Fiscal Waste and Abuse

If you park your car 1 minute past the time limit, or 1 inch over the line, you can be fined. No mercy. No excuses. How is it, then, that a city can collect property tax, sales tax, income tax, parking fines, and sanitation fines and go a decade in some cases without reparing certain streets or sidewalks? How is it that property owners are fined for leaving cans on the curb on the wrong day, but the city is free to "miss" garbage pickups? The city can pay officers to drive around at 3am and look for expired registration stickers, but somehow they can't pay anyone to notice that there are 3 foot craters in the road.

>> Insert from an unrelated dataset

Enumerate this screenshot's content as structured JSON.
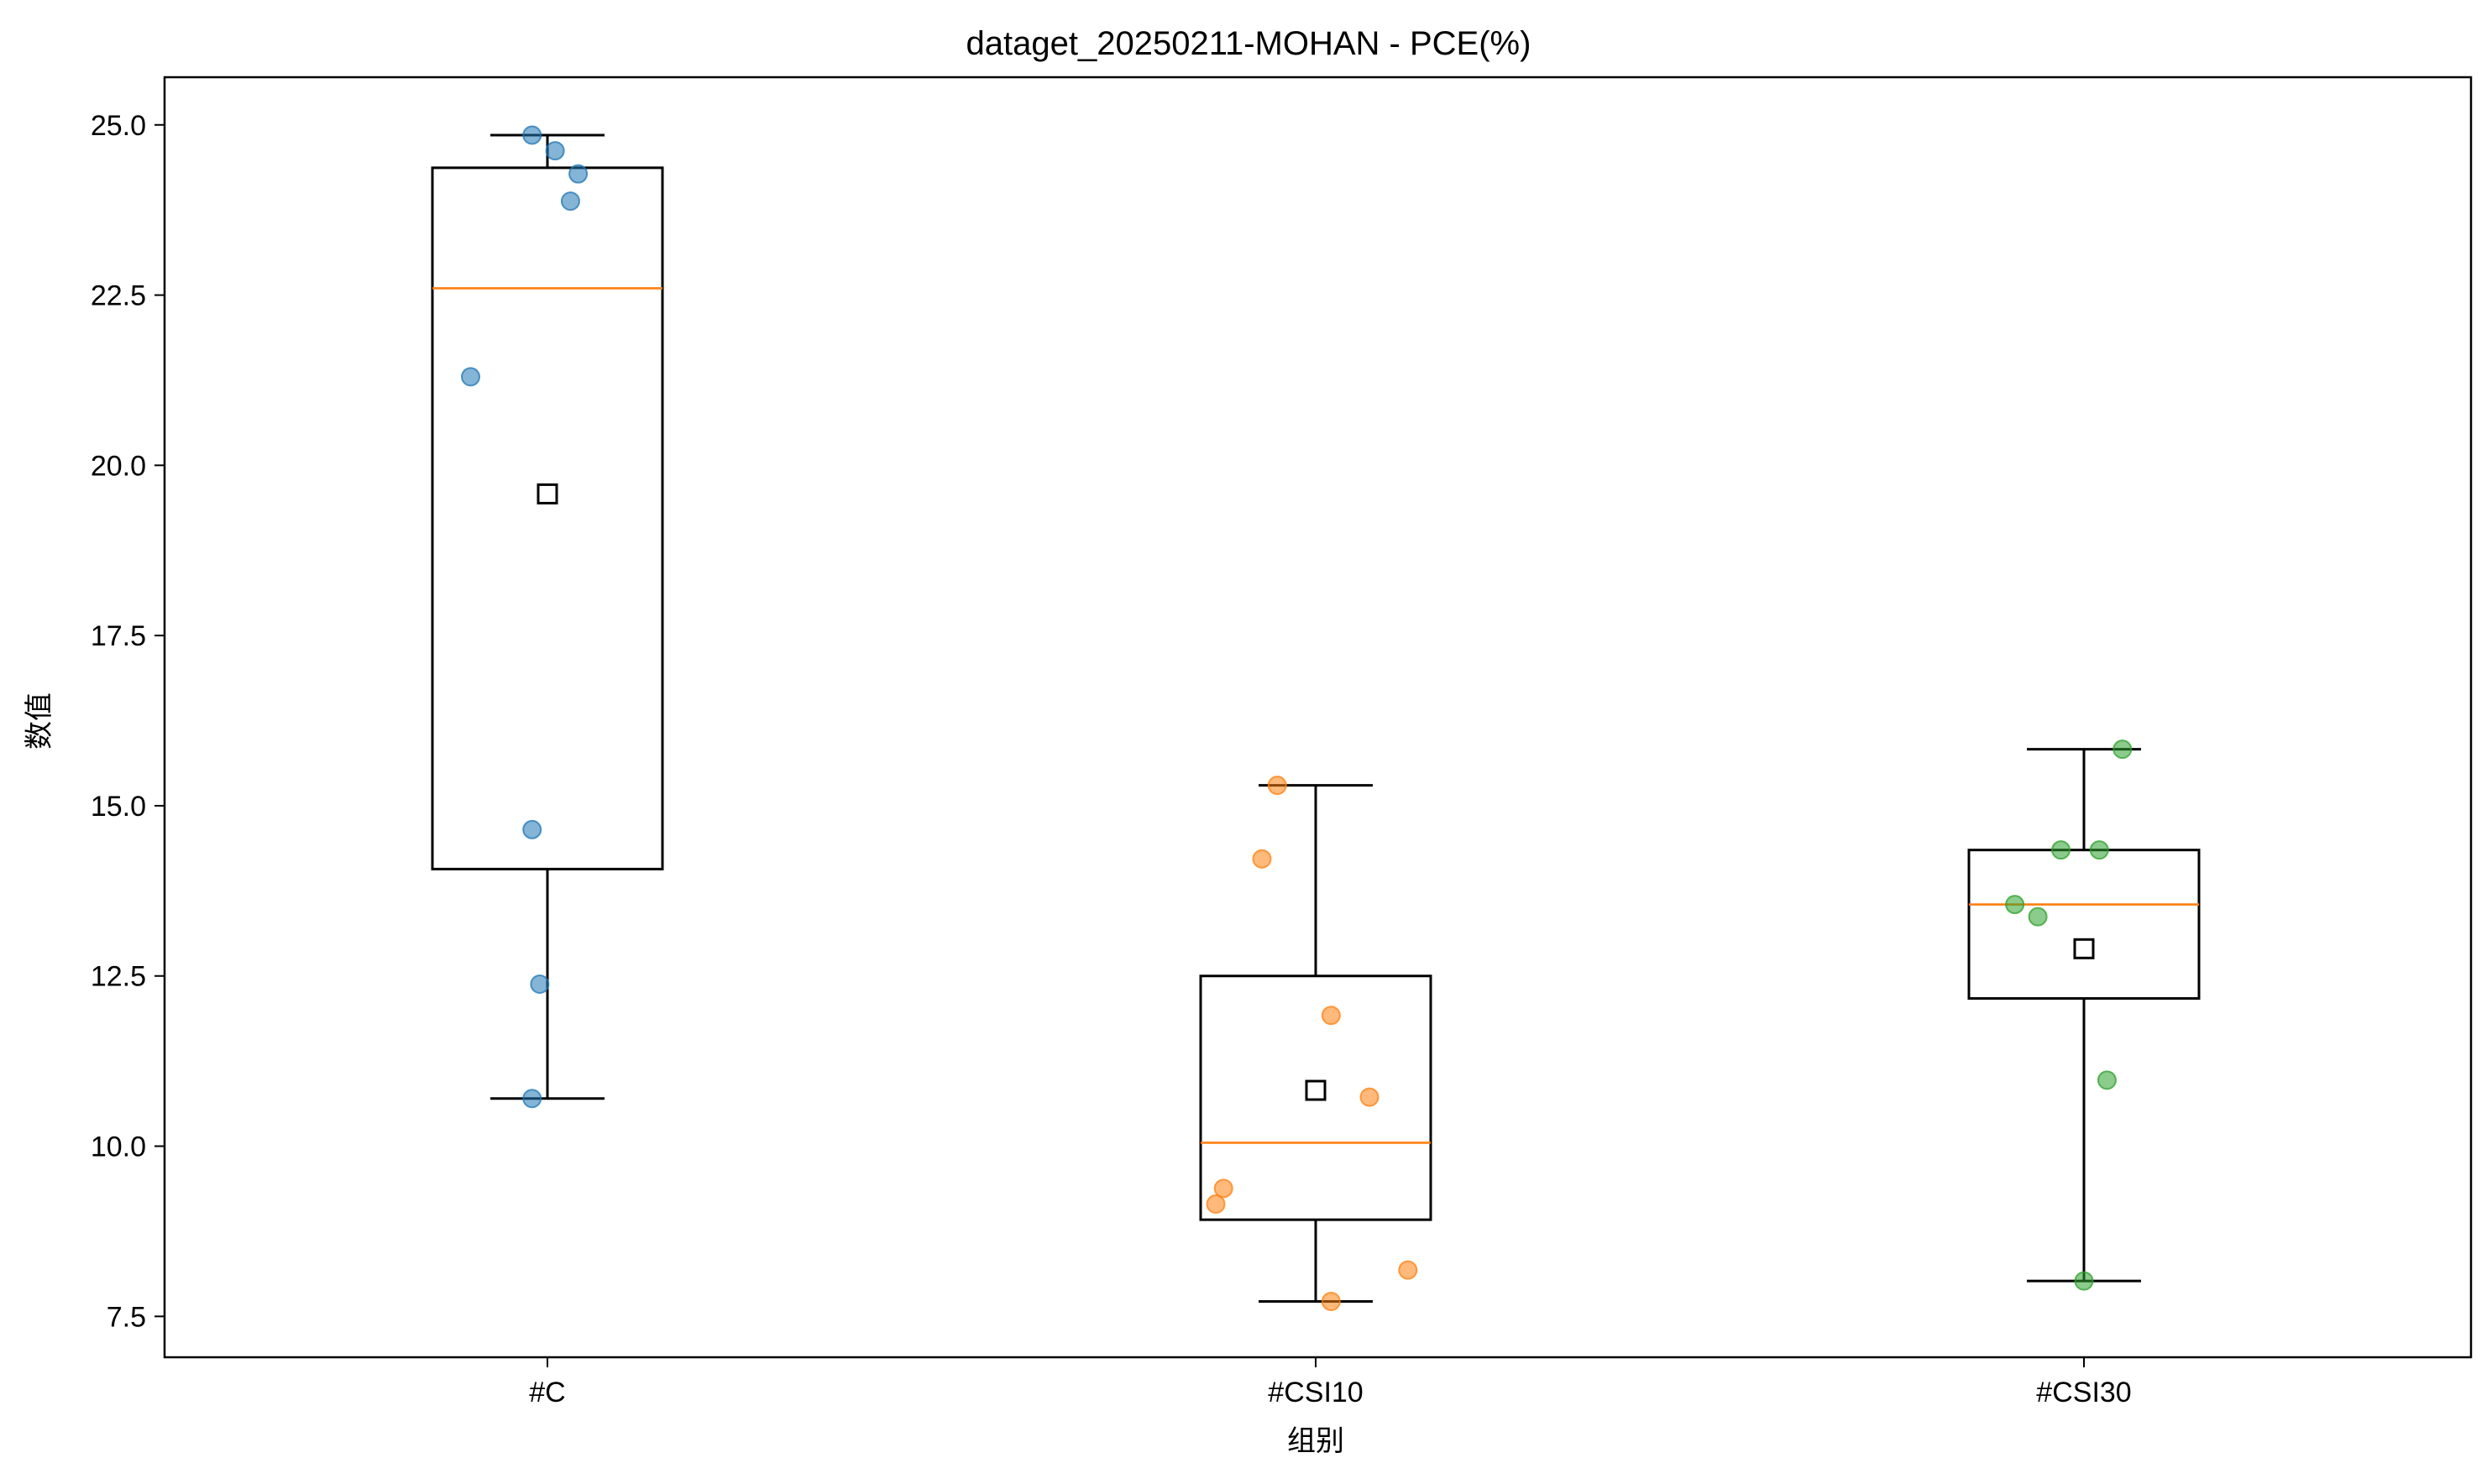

This is because there is no competition and no accountability. The lowly bottle deposit law comes with a bill of rights. However, there is no set of obligations which residents can expect the city to fulfill. We are paying for certain services. If we were paying a private company for garbage collection or road repair, they would have to hustle, because we could take our business elsewhere. No competition plus no accountability guidelines equals fiscal waste and abuse. Money is taken from one neighborhood and is used elsewhere. The public should have the power to force the city to live up to its own obligations. For example, when roads go unrepaired past a deadline, or if trash pickups are "missed," the customers should be refunded in the form of tax rebates. We should have a right to take our business elsewhere.

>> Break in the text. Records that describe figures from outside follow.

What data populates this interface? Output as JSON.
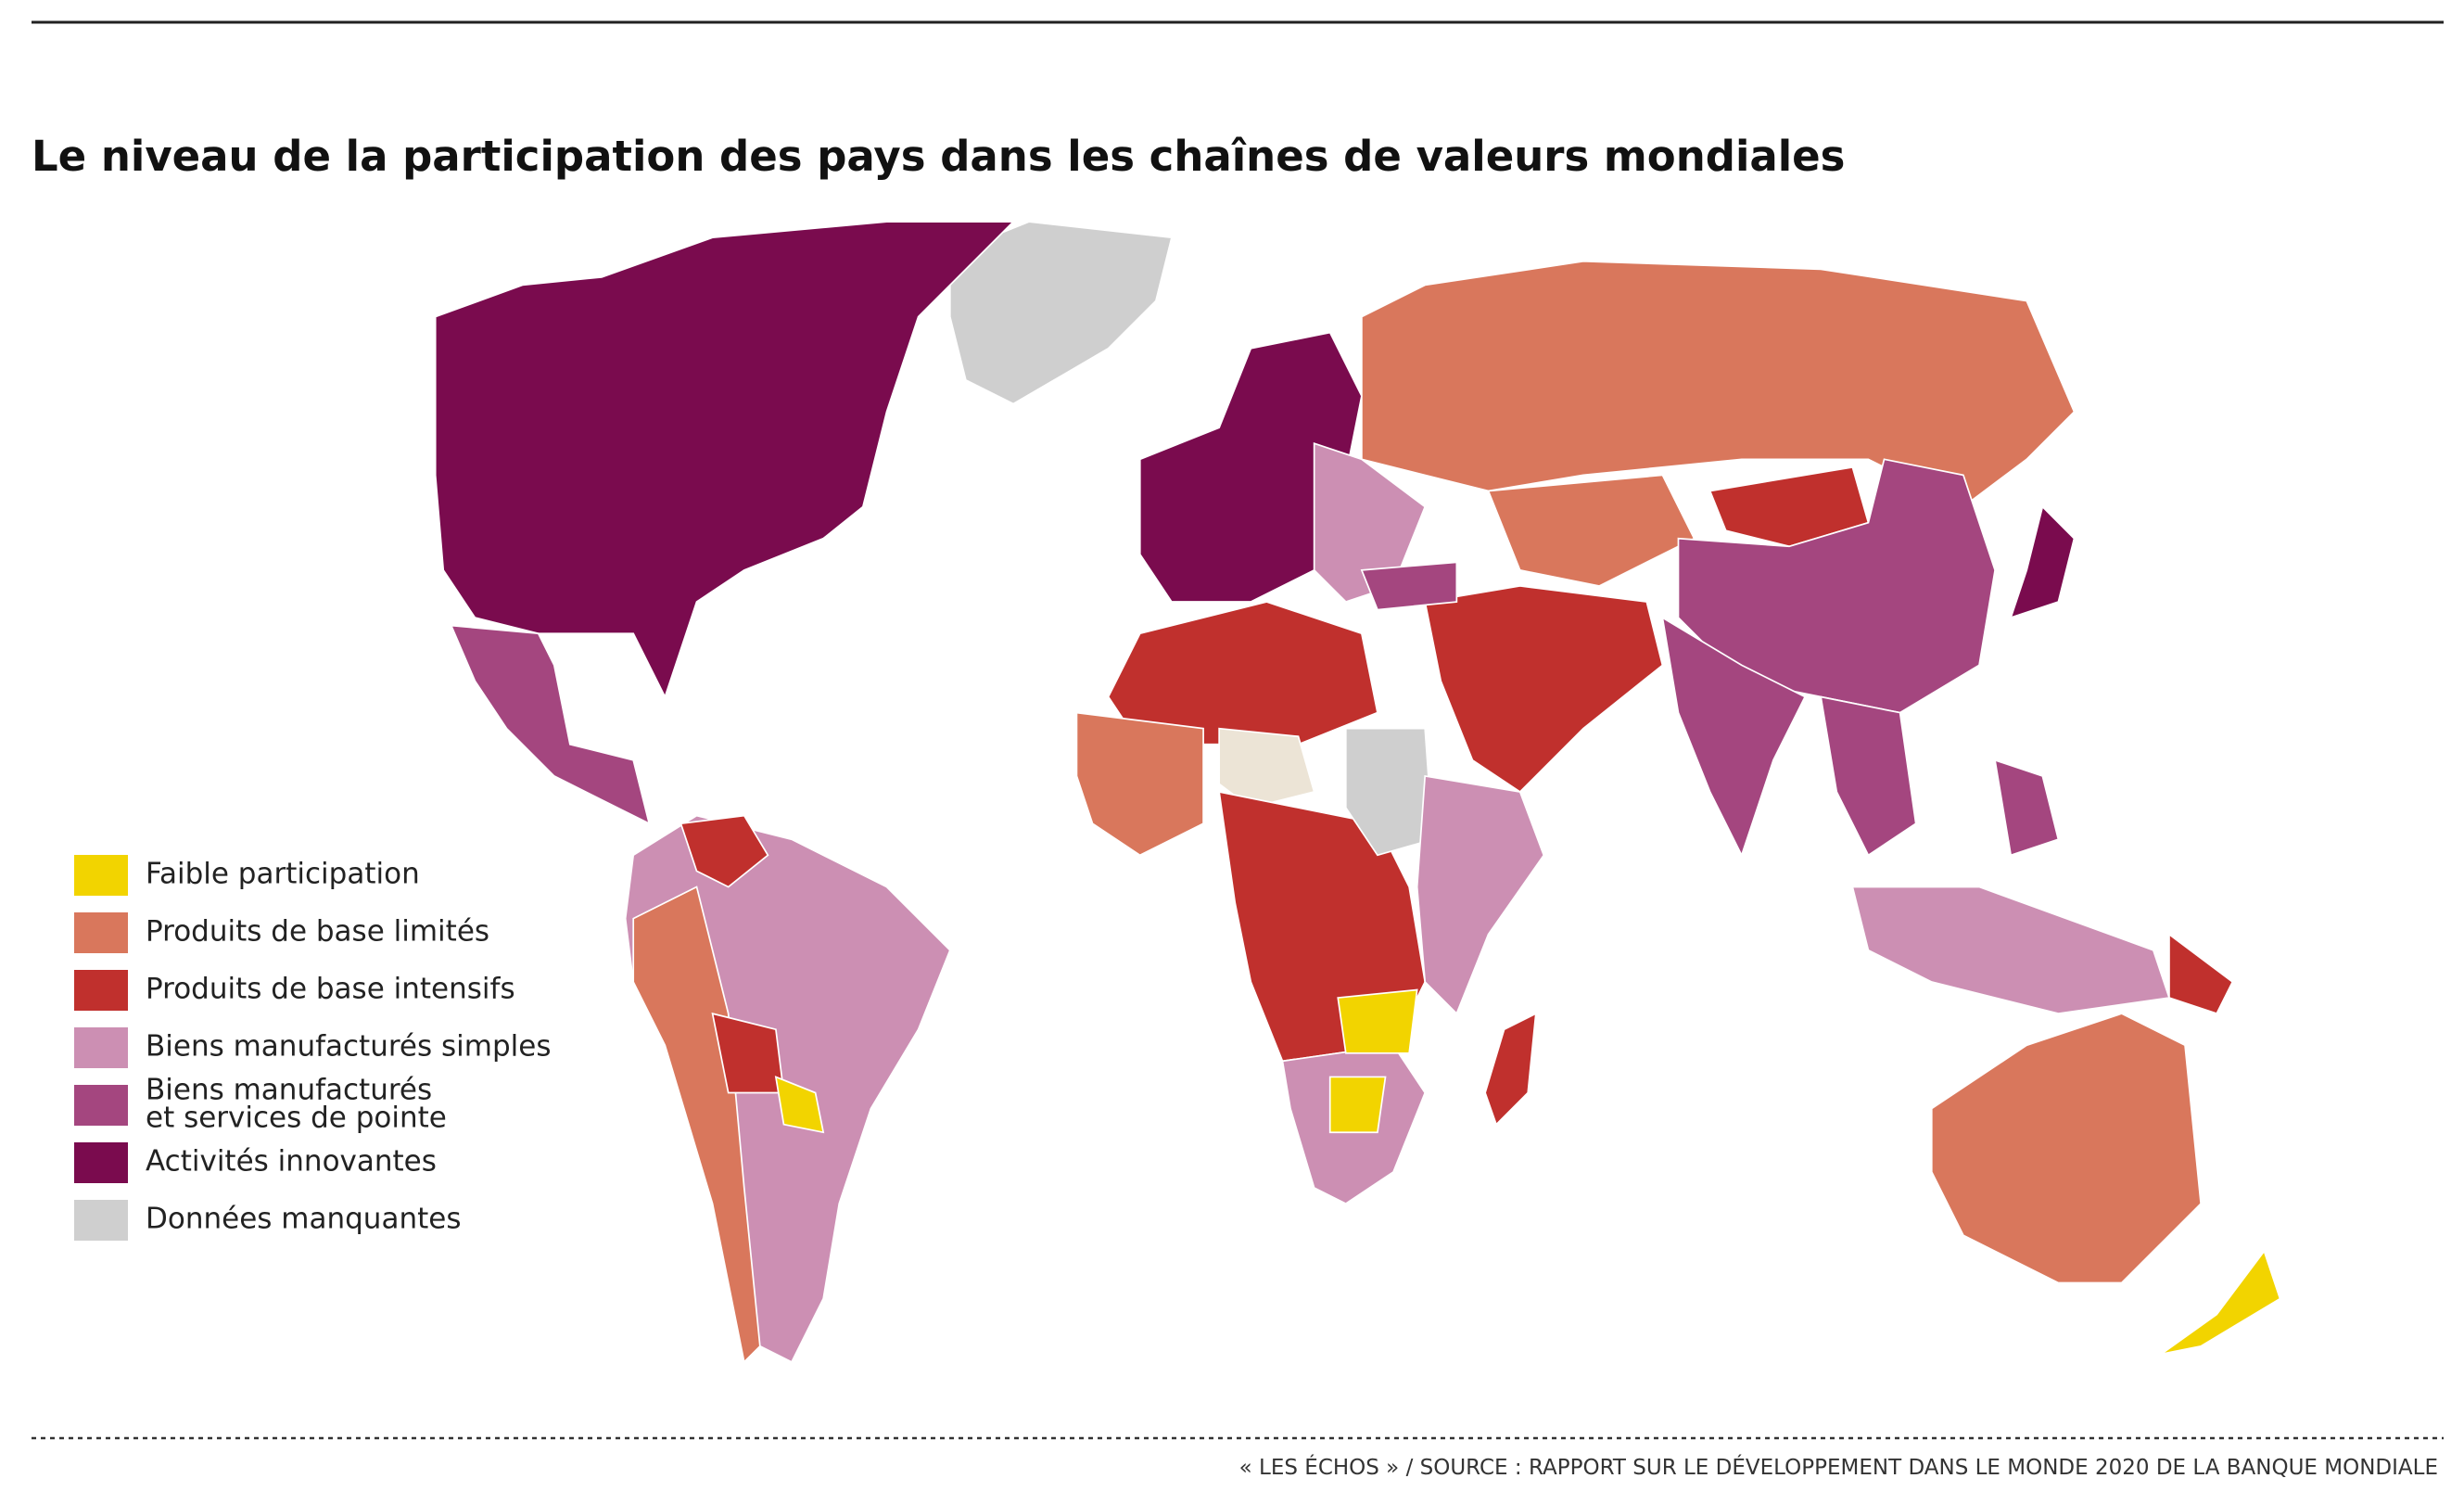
{
  "title": "Le niveau de la participation des pays dans les chaînes de valeurs mondiales",
  "legend": [
    {
      "lines": [
        "Faible participation"
      ],
      "color": "#f2d400"
    },
    {
      "lines": [
        "Produits de base limités"
      ],
      "color": "#d9775c"
    },
    {
      "lines": [
        "Produits de base intensifs"
      ],
      "color": "#c0302d"
    },
    {
      "lines": [
        "Biens manufacturés simples"
      ],
      "color": "#cc8fb3"
    },
    {
      "lines": [
        "Biens manufacturés",
        "et services de pointe"
      ],
      "color": "#a4467f"
    },
    {
      "lines": [
        "Activités innovantes"
      ],
      "color": "#7a0b4e"
    },
    {
      "lines": [
        "Données manquantes"
      ],
      "color": "#cfcfcf"
    }
  ],
  "source": "« LES ÉCHOS » / SOURCE : RAPPORT SUR LE DÉVELOPPEMENT DANS LE MONDE 2020 DE LA BANQUE MONDIALE"
}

City services should be no frills and utilitarian. Like the post office. The US Postal Service is a model government agency because it finances its whole operation through postage and products it sells. People who don't use it are not paying for it. The city should do the same. Extravagances like decorative floor tiles in the subway are a slap in the face to taxpayers who need to stretch their money. Money could be saved by the city in the same way you do so in your own household. Use less. Hold off on unnecessary purchases or renovations. Comparison shop.

The green movement has been presented to us as an inconvenience with a high price tag. This makes no sense. Using less and recycling saves money. People should be encouraged to visit for-cash recycling centers rather than fined for mixing trash incorrectly. Inform people about value and trash would disappear. Create a rate plan for garbage pickup based on number of containers, with a financial incentive to throw away less stuff.

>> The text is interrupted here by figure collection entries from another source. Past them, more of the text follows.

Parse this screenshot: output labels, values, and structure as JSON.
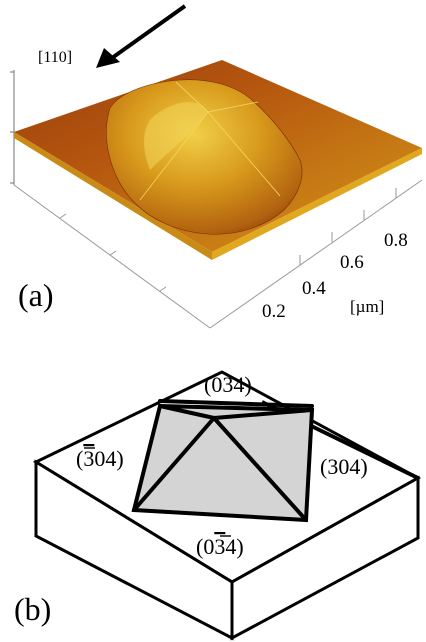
{
  "panel_a": {
    "label": "(a)",
    "direction_label": "[110]",
    "axis_ticks": [
      "0.2",
      "0.4",
      "0.6",
      "0.8"
    ],
    "axis_unit": "[µm]",
    "colors": {
      "surface_dark": "#7a2a0a",
      "surface_mid": "#a4490f",
      "surface_light": "#e8b21e",
      "island_top": "#f2d24a"
    }
  },
  "panel_b": {
    "label": "(b)",
    "facet_top": "(034)",
    "facet_left_bar": "3",
    "facet_left_rest": "04)",
    "facet_right": "(304)",
    "facet_bottom_pre": "(0",
    "facet_bottom_bar": "3",
    "facet_bottom_post": "4)",
    "colors": {
      "pyramid_fill": "#d4d4d4",
      "line": "#000000"
    }
  }
}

Property ownership ends at the property line. Try parking your car on the sidewalk if you don't believe me. The city taxes us for the upkeep of public areas yet forces adjacent owners to deal with cleaning and repair. At the same time, it authorizes sanitation agents to peer into your driveway or front walk and throw $100 fines at you because there is an empty cup or newpaper on the ground. For the residents, the deal is bad..... all the responsibilities, yet none of the rights.

I would support measures to:
1. Take on the Parking Violations Bureau and analyze the fine structure for proportionality.
2. Impose greater accountability, block by block, house by house, for tax dollars, as concerns road maintenance, trash pickup, plowing, etc. though a system which forces property tax refunds for city agencies not following through on responsibilities.
3. Remove property owners and businesses from liability for sidewalks and gutters.
4. Permit opt out of portions of property tax for property owners wishing to dispose of trash, pave roads, or perform other services by private means.
5. Offer a price per weight or volume based trash service to encourage re-use and recycling.
6. Carefully evaluate waste in public agencies, such as unnecessary school renovations, or inappropriately purchased supplies, overindulgent bus shelters and decorated subway stations, lampposts and other wastes of tax dollars.